A secretária-geral do CLEPA, Sigrid de Vries, defende a abertura à implementação de diferentes soluções. “As necessidades da sociedade são muito diversificadas para uma abordagem única. Um contexto regulatório aberto a todas as soluções disponíveis, como o uso de tecnologias híbridas, hidrogénio verde e combustíveis renováveis sustentáveis, permitirá a inovação à medida que redefiniremos a mobilidade nas próximas décadas”.
Os números de Portugal
O setor emprega em Portugal 62 mil trabalhadores, 8,8% do emprego da indústria transformadora, na sua maior parte qualificados e com remunerações acima da média nacional.
O presidente da Associação de Fabricantes para a Indústria Automóvel (AFIA), José Couto, defende que “neste contexto é necessário que a União Europeia crie instrumentos que possibilitem enfrentar as tendências impostas pela transição energética, de forma a proteger os empregos e as empresas”.
Segundo este estudo, até 70 mil milhões de euros (70%) da criação de valor relacionada com os motores elétricos estarão ligados ao processamento das matérias-primas, à produção de células e de módulos e à montagem de sistemas de baterias.
“Estas atividades não serão necessariamente realizadas com as mesmas empresas ou nas mesmas regiões, pois exigem capacidades e conhecimentos muito diferentes em comparação com a tecnologia de motor de combustão interna”. O que explica a quantidade de projectos novos que estão a ser apresentados nesta área no nosso país.
Estudos anteriores da CLEPA mostraram que a produção de baterias proporciona relativamente mais empregos para funcionários com formação académica e menos empregos para trabalhadores mecânicos que atualmente fabricam componentes relacionados com os motores de combustão interna.
Recomendações políticas da CLEPA
A Associação quer que sejam reconhecidas também as emissões ligadas à produção dos veículos, não apenas as que saem do tubo de escape.
“As reduções de emissões no lado da produção de combustível / energia devem ser reconhecidas ao determinar o cumprimento das normas de CO2, por exemplo, através da introdução de um mecanismo de crédito voluntário, que permita uma opção adicional para os fabricantes de automóveis cumprirem as metas de toda a frota com volumes adicionais de combustíveis renováveis.”

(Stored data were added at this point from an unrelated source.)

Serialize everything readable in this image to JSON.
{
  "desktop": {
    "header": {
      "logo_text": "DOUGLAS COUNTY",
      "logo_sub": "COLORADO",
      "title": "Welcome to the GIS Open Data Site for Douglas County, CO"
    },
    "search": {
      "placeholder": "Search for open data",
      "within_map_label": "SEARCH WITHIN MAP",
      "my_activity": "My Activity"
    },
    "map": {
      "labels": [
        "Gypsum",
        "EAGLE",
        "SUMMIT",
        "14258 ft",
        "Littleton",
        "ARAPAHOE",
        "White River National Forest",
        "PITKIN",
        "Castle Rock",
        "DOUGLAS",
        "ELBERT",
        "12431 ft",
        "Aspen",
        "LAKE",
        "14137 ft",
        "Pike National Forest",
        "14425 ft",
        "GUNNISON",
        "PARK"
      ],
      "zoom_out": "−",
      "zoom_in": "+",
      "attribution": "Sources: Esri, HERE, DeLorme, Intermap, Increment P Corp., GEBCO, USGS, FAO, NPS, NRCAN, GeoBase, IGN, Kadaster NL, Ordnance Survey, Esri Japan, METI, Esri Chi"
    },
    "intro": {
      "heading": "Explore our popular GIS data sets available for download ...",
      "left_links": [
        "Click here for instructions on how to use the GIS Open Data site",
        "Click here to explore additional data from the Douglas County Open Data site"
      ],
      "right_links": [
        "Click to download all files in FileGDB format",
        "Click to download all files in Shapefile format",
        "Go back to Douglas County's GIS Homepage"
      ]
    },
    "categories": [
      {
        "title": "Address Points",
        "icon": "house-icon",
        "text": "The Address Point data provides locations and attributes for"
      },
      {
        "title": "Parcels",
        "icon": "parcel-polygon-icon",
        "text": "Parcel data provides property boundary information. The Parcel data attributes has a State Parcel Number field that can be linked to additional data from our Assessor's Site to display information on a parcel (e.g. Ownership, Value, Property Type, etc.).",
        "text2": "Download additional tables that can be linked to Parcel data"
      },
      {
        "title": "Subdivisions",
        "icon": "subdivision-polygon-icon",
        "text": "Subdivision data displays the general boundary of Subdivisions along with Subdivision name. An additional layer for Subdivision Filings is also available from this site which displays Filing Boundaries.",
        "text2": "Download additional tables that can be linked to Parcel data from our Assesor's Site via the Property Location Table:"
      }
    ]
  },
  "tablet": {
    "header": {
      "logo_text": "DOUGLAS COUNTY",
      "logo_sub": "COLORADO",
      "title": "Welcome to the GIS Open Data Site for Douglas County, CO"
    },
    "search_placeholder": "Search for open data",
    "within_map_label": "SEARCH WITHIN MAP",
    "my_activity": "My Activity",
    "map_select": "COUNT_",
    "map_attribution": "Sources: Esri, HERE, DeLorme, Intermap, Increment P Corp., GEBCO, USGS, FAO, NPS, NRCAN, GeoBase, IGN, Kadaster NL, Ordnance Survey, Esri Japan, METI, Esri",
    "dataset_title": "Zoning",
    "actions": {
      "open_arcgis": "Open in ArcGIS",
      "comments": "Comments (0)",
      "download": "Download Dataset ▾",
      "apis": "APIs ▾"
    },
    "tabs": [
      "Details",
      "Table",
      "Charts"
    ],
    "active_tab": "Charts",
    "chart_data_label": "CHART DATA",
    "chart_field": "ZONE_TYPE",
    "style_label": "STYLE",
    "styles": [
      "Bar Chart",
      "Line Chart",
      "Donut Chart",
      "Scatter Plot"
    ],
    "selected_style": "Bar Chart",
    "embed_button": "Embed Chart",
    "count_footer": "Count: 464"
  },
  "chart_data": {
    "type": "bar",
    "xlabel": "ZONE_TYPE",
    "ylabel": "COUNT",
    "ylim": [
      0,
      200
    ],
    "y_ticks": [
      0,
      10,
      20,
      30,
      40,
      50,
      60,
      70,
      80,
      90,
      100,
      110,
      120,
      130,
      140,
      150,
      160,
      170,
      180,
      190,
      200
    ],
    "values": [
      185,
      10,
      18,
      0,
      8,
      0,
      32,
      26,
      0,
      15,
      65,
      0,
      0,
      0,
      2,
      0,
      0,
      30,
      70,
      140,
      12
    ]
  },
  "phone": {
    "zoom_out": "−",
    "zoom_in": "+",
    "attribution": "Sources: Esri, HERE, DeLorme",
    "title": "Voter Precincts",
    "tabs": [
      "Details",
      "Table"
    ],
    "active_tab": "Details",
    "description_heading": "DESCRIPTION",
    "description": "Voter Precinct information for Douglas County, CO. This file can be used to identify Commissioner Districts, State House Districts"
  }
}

Os fornecedores defendem ainda uma abordagem mista. “Uma transição planeada e ponderada, que consiste numa abordagem tecnológica mista, mantém as opções em aberto para se adaptar a novos desenvolvimentos, sejam eles avanços tecnológicos, eventos geopolíticos ou disponibilidade de recursos, e ao mesmo tempo, apresenta oportunidades significativas para a criação de valor na indústria automóvel, um dos maiores ativos industriais da Europa.”